The effects of these messages become apparent when they hit the high school level: the popular kids own these things, or express a strong desire to do so, while the unpopular do not or cannot ascribe to this aesthetic. Thus the pattern of bullying is ripe to begin.

Society also has gotten more violent and narcissistic. Limp Bizkit singer Fred Durst summed up the attitude of our generation in his address to the Woodstock ‘99 crowd, when he said, “Let out all your negative energy.”

This is not to say the arts have a direct influence over the thoughts of a generation. The arts can only serve as a mere reflection of those thoughts. But the comments of Durst show the attitude of the current set: “Life sucks. Screw everyone. Let’s break things.”

This attitude is not lost on those who are being harassed.

Solutions? Some have been suggested. Peer counselors. Banning guns. Metal detectors in the schools.

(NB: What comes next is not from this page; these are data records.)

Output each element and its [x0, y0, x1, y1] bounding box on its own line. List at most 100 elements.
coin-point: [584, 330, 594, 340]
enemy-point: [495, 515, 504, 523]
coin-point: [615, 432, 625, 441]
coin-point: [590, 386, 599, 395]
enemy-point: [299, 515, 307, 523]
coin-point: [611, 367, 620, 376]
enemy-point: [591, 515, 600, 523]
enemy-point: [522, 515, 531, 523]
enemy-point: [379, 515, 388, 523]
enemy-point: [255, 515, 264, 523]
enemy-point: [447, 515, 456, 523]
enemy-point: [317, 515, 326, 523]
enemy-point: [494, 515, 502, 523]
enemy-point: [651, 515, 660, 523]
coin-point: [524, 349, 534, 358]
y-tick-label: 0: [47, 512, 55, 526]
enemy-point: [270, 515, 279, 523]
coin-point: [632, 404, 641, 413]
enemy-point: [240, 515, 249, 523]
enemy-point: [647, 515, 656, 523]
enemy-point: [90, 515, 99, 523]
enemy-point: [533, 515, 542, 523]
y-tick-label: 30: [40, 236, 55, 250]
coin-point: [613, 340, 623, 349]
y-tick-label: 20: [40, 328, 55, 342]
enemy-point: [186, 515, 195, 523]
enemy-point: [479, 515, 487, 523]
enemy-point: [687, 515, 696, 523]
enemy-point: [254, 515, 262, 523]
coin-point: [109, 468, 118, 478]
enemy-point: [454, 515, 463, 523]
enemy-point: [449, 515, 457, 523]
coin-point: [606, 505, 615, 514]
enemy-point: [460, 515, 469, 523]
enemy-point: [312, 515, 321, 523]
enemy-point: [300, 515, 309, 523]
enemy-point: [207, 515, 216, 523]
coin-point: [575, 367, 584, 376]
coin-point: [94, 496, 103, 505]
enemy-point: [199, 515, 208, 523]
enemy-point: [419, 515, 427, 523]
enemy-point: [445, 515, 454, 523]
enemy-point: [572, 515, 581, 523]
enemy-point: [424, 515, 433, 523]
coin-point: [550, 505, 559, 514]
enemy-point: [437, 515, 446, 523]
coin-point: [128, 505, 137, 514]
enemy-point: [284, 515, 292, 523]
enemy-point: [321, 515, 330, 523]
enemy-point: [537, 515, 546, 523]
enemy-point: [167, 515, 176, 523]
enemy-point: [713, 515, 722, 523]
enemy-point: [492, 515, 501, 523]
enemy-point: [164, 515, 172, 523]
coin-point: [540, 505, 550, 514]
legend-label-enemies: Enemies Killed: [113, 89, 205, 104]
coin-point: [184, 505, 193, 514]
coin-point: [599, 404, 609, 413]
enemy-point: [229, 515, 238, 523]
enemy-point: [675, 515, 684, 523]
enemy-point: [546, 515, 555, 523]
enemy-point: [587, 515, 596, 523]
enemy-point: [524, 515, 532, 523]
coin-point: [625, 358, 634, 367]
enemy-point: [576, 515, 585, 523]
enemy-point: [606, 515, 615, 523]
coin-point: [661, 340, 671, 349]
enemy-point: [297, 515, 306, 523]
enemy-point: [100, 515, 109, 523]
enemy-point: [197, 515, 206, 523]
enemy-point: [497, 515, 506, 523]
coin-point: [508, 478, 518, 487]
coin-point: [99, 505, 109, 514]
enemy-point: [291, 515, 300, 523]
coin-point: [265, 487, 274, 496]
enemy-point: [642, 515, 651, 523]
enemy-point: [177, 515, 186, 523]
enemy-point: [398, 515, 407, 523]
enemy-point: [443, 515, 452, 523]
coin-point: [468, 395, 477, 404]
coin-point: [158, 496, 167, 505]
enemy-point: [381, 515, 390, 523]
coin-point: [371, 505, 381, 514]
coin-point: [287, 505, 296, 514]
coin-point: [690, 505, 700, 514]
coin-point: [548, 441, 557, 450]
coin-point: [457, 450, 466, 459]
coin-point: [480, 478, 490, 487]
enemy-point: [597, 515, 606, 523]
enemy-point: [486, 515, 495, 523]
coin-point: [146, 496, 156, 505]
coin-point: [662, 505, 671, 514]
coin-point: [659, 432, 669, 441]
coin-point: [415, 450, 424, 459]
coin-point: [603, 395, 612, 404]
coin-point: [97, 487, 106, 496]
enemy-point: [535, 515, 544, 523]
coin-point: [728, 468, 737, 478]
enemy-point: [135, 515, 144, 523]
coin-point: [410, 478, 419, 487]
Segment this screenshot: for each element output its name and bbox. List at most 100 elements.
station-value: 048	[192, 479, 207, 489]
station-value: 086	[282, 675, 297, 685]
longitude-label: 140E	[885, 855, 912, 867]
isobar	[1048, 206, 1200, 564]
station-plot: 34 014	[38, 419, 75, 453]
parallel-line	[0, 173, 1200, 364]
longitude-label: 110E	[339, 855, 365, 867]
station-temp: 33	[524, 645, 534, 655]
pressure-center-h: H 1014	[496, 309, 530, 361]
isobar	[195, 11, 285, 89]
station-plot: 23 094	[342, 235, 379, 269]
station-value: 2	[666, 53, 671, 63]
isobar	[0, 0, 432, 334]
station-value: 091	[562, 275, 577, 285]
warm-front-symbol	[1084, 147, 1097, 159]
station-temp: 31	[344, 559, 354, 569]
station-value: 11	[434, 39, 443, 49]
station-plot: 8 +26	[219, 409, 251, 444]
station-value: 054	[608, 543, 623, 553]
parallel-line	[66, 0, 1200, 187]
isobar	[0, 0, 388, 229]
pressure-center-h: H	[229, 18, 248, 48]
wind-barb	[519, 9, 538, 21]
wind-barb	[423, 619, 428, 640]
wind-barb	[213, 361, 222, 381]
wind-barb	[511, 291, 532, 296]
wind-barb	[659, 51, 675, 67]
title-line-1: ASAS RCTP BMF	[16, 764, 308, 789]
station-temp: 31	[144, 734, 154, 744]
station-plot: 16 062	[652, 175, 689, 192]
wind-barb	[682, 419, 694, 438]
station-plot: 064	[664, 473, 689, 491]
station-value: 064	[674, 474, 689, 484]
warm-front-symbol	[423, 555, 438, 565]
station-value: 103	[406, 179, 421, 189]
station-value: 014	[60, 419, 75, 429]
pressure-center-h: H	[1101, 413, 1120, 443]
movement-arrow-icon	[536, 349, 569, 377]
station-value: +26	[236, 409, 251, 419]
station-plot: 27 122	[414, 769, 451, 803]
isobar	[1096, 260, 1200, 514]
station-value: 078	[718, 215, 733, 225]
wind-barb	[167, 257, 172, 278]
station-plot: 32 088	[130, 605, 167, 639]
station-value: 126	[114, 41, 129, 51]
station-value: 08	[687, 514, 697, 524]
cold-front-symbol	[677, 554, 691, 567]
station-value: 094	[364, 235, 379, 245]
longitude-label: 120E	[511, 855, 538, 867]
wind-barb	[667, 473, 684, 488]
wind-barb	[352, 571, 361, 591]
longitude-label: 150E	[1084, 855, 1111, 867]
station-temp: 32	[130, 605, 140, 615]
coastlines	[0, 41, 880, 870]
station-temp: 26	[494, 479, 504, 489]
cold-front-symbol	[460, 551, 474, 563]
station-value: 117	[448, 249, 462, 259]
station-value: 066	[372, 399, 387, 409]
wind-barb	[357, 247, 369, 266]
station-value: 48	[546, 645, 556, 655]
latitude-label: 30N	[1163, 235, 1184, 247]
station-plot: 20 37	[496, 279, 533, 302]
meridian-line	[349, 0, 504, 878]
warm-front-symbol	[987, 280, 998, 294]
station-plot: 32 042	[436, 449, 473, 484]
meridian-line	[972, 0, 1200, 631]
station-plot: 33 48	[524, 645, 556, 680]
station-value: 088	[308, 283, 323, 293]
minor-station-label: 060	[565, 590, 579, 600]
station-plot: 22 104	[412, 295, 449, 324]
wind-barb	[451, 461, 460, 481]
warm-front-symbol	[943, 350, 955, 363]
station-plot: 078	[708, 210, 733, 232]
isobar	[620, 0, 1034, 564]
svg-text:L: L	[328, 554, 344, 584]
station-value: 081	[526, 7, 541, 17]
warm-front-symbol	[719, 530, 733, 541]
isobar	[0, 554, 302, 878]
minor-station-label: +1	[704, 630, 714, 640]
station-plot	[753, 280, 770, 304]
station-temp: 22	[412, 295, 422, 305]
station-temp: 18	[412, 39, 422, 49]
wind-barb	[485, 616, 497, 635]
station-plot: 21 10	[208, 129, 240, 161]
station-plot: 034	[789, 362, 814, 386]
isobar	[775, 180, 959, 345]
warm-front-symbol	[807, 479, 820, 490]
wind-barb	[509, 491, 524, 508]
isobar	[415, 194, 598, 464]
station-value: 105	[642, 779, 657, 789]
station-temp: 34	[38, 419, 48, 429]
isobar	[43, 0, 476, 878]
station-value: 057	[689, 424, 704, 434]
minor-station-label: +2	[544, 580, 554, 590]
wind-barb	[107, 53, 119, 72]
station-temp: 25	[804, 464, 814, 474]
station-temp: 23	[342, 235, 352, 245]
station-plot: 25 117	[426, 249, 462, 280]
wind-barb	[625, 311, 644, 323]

But the only real, and ultimate, solution to the problem is the only one that is unattainable. It requires those in the position of doing the picking to show a little kindness and tone down the harassment toward the students they pick on.

It requires them to look beyond the look, the clothing and the behavior and see the victim as a fellow student on equal standing.

It is not going to happen.

There will always be those who will pick and those who will be picked on. It’s the American way. Those who have the finer things in life will prey on those who do not in the secondary levels.

To suggest anything different would mean the traditional ways we judge another (looks, appearance, actions) would have to be thrown out the window.

Since we all know this is not going to happen, we will have to prepare.

We will have to make sure our kids know they might not make it home from school, and we will have make sure they go to school with their shoelaces tied, their hair combed straight and their bullet-proof vest secured.